Marcel Winatschek

Taste and Discipline

I spent way too much time reading German fashion blogs in 2009. Most of them were people in their bedrooms photographing whatever they’d bought from H&M, bad lighting, worse commentary. Then you’d find someone like Lisa who actually knew how to work a camera and had opinions about clothes that weren’t just here’s what I wore. The difference wasn’t effort—the bad blogs had plenty of effort. It was precision and taste, which you can’t really fake.

The whole German blogging thing was splitting then. On one side, people who took it seriously—WordPress on their own domain, consistent voice, actual discipline. On the other side, millions of people dabbling, posting once a week or not at all, treating blogs like they would treat Facebook five years later. Nobody was choosing blogging over social media out of principle. They were choosing it because their mom wasn’t on blogs yet.

The ones with personal voices did fine. Diaries, life writing, whatever you want to call it—if you were interesting enough and honest enough and could write, people read you.

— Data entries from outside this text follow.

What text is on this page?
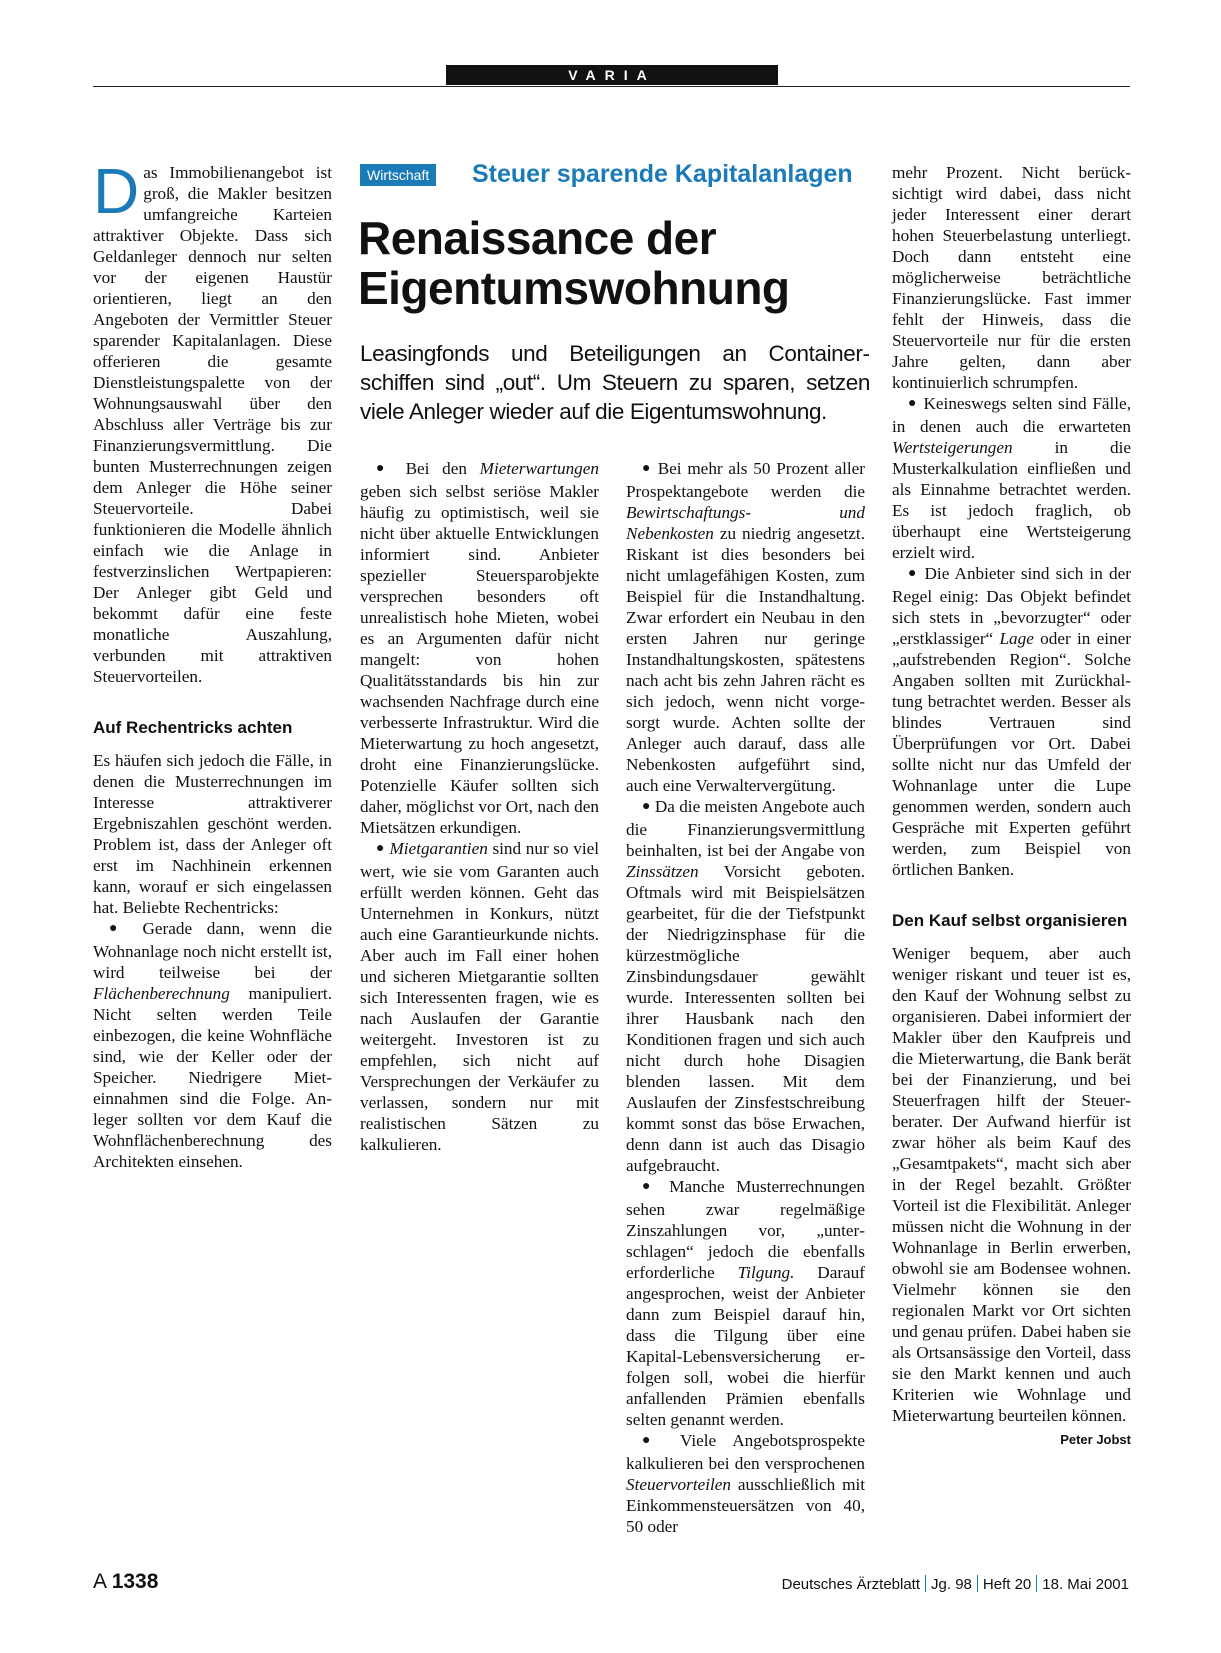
VARIA
Wirtschaft Steuer sparende Kapitalanlagen
Renaissance der
Eigentumswohnung
Leasingfonds und Beteiligungen an Containerschiffen sind „out“. Um Steuern zu sparen, setzen viele Anleger wieder auf die Eigentumswohnung.

Das Immobilienangebot ist groß, die Makler besitzen umfangreiche Karteien attraktiver Objekte. Dass sich Geldanleger dennoch nur selten vor der eigenen Haustür orientieren, liegt an den Angeboten der Vermittler Steuer sparender Kapitalanlagen. Diese offerieren die gesamte Dienstleistungspalette von der Wohnungsauswahl über den Abschluss aller Verträge bis zur Finanzierungsvermittlung. Die bunten Musterrechnungen zeigen dem Anleger die Höhe seiner Steuervorteile. Dabei funktionieren die Modelle ähnlich einfach wie die Anlage in festverzinslichen Wertpapieren: Der Anleger gibt Geld und bekommt dafür eine feste monatliche Auszahlung, verbunden mit attraktiven Steuervorteilen.

Auf Rechentricks achten

Es häufen sich jedoch die Fälle, in denen die Musterrechnungen im Interesse attraktiverer Ergebniszahlen geschönt werden. Problem ist, dass der Anleger oft erst im Nachhinein erkennen kann, worauf er sich eingelassen hat. Beliebte Rechentricks:

● Gerade dann, wenn die Wohnanlage noch nicht erstellt ist, wird teilweise bei der Flächenberechnung manipuliert. Nicht selten werden Teile einbezogen, die keine Wohnfläche sind, wie der Keller oder der Speicher. Niedrigere Mieteinnahmen sind die Folge. Anleger sollten vor dem Kauf die Wohnflächenberechnung des Architekten einsehen.

● Bei den Mieterwartungen geben sich selbst seriöse Makler häufig zu optimistisch, weil sie nicht über aktuelle Entwicklungen informiert sind. Anbieter spezieller Steuersparobjekte versprechen besonders oft unrealistisch hohe Mieten, wobei es an Argumenten dafür nicht mangelt: von hohen Qualitätsstandards bis hin zur wachsenden Nachfrage durch eine verbesserte Infrastruktur. Wird die Mieterwartung zu hoch angesetzt, droht eine Finanzierungslücke. Potenzielle Käufer sollten sich daher, möglichst vor Ort, nach den Mietsätzen erkundigen.

● Mietgarantien sind nur so viel wert, wie sie vom Garanten auch erfüllt werden können. Geht das Unternehmen in Konkurs, nützt auch eine Garantieurkunde nichts. Aber auch im Fall einer hohen und sicheren Mietgarantie sollten sich Interessenten fragen, wie es nach Auslaufen der Garantie weitergeht. Investoren ist zu empfehlen, sich nicht auf Versprechungen der Verkäufer zu verlassen, sondern nur mit realistischen Sätzen zu kalkulieren.

● Bei mehr als 50 Prozent aller Prospektangebote werden die Bewirtschaftungs- und Nebenkosten zu niedrig angesetzt. Riskant ist dies besonders bei nicht umlagefähigen Kosten, zum Beispiel für die Instandhaltung. Zwar erfordert ein Neubau in den ersten Jahren nur geringe Instandhaltungskosten, spätestens nach acht bis zehn Jahren rächt es sich jedoch, wenn nicht vorgesorgt wurde. Achten sollte der Anleger auch darauf, dass alle Nebenkosten aufgeführt sind, auch eine Verwaltervergütung.

● Da die meisten Angebote auch die Finanzierungsvermittlung beinhalten, ist bei der Angabe von Zinssätzen Vorsicht geboten. Oftmals wird mit Beispielsätzen gearbeitet, für die der Tiefstpunkt der Niedrigzinsphase für die kürzestmögliche Zinsbindungsdauer gewählt wurde. Interessenten sollten bei ihrer Hausbank nach den Konditionen fragen und sich auch nicht durch hohe Disagien blenden lassen. Mit dem Auslaufen der Zinsfestschreibung kommt sonst das böse Erwachen, denn dann ist auch das Disagio aufgebraucht.

● Manche Musterrechnungen sehen zwar regelmäßige Zinszahlungen vor, „unterschlagen“ jedoch die ebenfalls erforderliche Tilgung. Darauf angesprochen, weist der Anbieter dann zum Beispiel darauf hin, dass die Tilgung über eine Kapital-Lebensversicherung erfolgen soll, wobei die hierfür anfallenden Prämien ebenfalls selten genannt werden.

● Viele Angebotsprospekte kalkulieren bei den versprochenen Steuervorteilen ausschließlich mit Einkommensteuersätzen von 40, 50 oder

mehr Prozent. Nicht berücksichtigt wird dabei, dass nicht jeder Interessent einer derart hohen Steuerbelastung unterliegt. Doch dann entsteht eine möglicherweise beträchtliche Finanzierungslücke. Fast immer fehlt der Hinweis, dass die Steuervorteile nur für die ersten Jahre gelten, dann aber kontinuierlich schrumpfen.

● Keineswegs selten sind Fälle, in denen auch die erwarteten Wertsteigerungen in die Musterkalkulation einfließen und als Einnahme betrachtet werden. Es ist jedoch fraglich, ob überhaupt eine Wertsteigerung erzielt wird.

● Die Anbieter sind sich in der Regel einig: Das Objekt befindet sich stets in „bevorzugter“ oder „erstklassiger“ Lage oder in einer „aufstrebenden Region“. Solche Angaben sollten mit Zurückhaltung betrachtet werden. Besser als blindes Vertrauen sind Überprüfungen vor Ort. Dabei sollte nicht nur das Umfeld der Wohnanlage unter die Lupe genommen werden, sondern auch Gespräche mit Experten geführt werden, zum Beispiel von örtlichen Banken.

Den Kauf selbst organisieren

Weniger bequem, aber auch weniger riskant und teuer ist es, den Kauf der Wohnung selbst zu organisieren. Dabei informiert der Makler über den Kaufpreis und die Mieterwartung, die Bank berät bei der Finanzierung, und bei Steuerfragen hilft der Steuerberater. Der Aufwand hierfür ist zwar höher als beim Kauf des „Gesamtpakets“, macht sich aber in der Regel bezahlt. Größter Vorteil ist die Flexibilität. Anleger müssen nicht die Wohnung in der Wohnanlage in Berlin erwerben, obwohl sie am Bodensee wohnen. Vielmehr können sie den regionalen Markt vor Ort sichten und genau prüfen. Dabei haben sie als Ortsansässige den Vorteil, dass sie den Markt kennen und auch Kriterien wie Wohnlage und Mieterwartung beurteilen können.
Peter Jobst

A 1338	Deutsches Ärzteblatt Jg. 98 Heft 20 18. Mai 2001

Clara, Sara, people like that. Everyone else was fishing in empty water.

Some blogs were just curation. Pull the best design stuff from the internet, post it constantly, build an audience of people who wanted a filtered version of their feed. Hypebeast, Beautiful Decay. It’s not a creative practice—it’s just taste applied at scale. But it worked because most people want someone else to do the work of filtering.

Music blogging made less and less sense. YouTube existed. Spotify and streaming were coming. What was the point of blogging about music if you couldn’t make the song play? The only blogs that lasted added something—interviews, writing about why something mattered, exclusive tracks. Just sharing new music was drowning.

Tech blogs somehow worked. People got obsessed with gadgets, with specifications, with the next phone or laptop. Engadget, Mashable—they built real publications because their beat was always moving and people needed information. There was no algorithm yet. Discovery happened through blogs.

The weird thing was the niche blogs. One person obsessed with sneakers. Another person obsessed with a specific music genre. Another tracking some corner of design that nobody else was paying attention to. They became authorities in tiny kingdoms. Outside their kingdom, they didn’t matter at all. But inside it, they were essential.

What I kept noticing was that success came from two places: being genuinely interesting as a person, or having such a specific obsession that the obsession becomes the voice. Everyone else quit after a few months or never started. The platforms didn’t matter. WordPress, Tumblr, whatever. What mattered was showing up and having something to say.

I don’t think most people understood that at the time. They thought fame or money or sex appeal would come from blogging if they just got good enough. Maybe it did for some people. But the ones who lasted—who were still blogging two, three, five years later—they weren’t doing it for any of that. They were doing it because they wanted to write, or they wanted to share, or they just liked having a place on the internet that was theirs.